REITs also greatly reduce the cost of illiquidity as they can be freely traded on liquid markets at minimal transaction cost. In comparison, buying and selling private real estate is very costly and time-consuming. It is common to pay somewhere between 5-10 percent of the purchase price in different fees and transaction costs when buying and/or selling a property.

It dilutes returns considerably for the investors who are essentially losing up to 10% on day one in fees alone when making an investment. In comparison, REITs have already paid transaction costs and own a portfolio in which you can invest by buying shares, saving the real underlying cost of real estate transactions.

The Future Will Be No Different

Most importantly, all of the above factors remain highly relevant today – implying that the outperformance should continue into the future.

This is especially true when you consider that REITs are today priced at historically cheap valuations. On a cash flow multiple basis, Lazard notes that REIT valuations have now fallen 20% below the long-term average of 16.5x FFO.

Source: Lazard Real Estate

Moreover, the current P/NAV also suggests that REITs are substantially undervalued at a 4-7% average discount compared to a 2-3% long-term average premium.

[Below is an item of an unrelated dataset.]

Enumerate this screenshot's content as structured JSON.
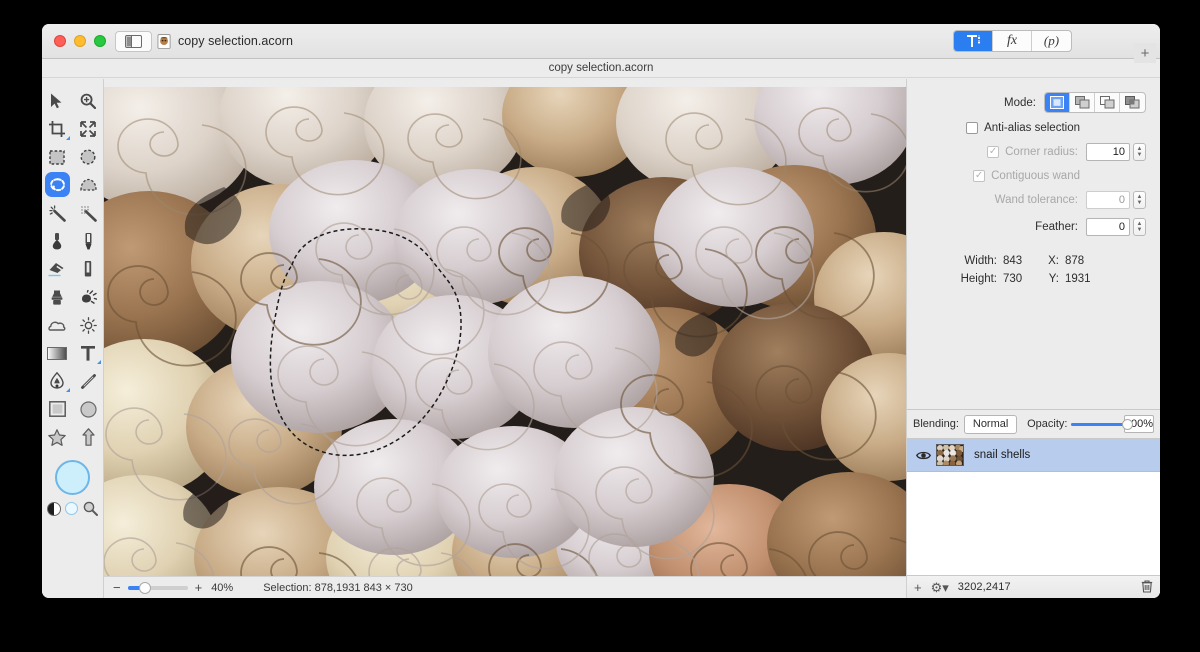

Source: Lazard Real Estate

Priced at a discount to the underlying value of the properties, REIT investors are essentially getting all the benefits of the REIT structure for free. In fact, private investors appear to be today paying a premium for their illiquid investments which really makes no sense from a risk-to-reward standpoint.

Our REIT portfolio holds today many positions trading at their lowest valuations in years. We consider these to be significantly undervalued by the market and expect significant upside to materialize in the next years, in addition to the average ~8% dividend yield of our portfolio. With a well-diversified high yielding portfolio of undervalued REITs, we are convinced that we are set to outperform the great majority of private real estate investors.

Bottom Line

  1. REITs outperform private real estate by a large margin and for very good reasons.
  2. There is no reason to believe that the past results would be any different in the future when it comes to REIT’s outperformance over private peers.
  3. Since REITs are historically cheap, the outperformance over private real estate could be even greater in the future.
  4. Our high yielding REIT portfolio appears to be particularly well positioned with an average ~8% dividend yield and capital appreciation potential.

Private real estate has not been able to keep up with REITs in the past, and we do not expect it to do so in the future either.

Disclosure: I am/we are long EPR; IRM. I wrote this article myself, and it expresses my own opinions. I am not receiving compensation for it (other than from Seeking Alpha). I have no business relationship with any company whose stock is mentioned in this article.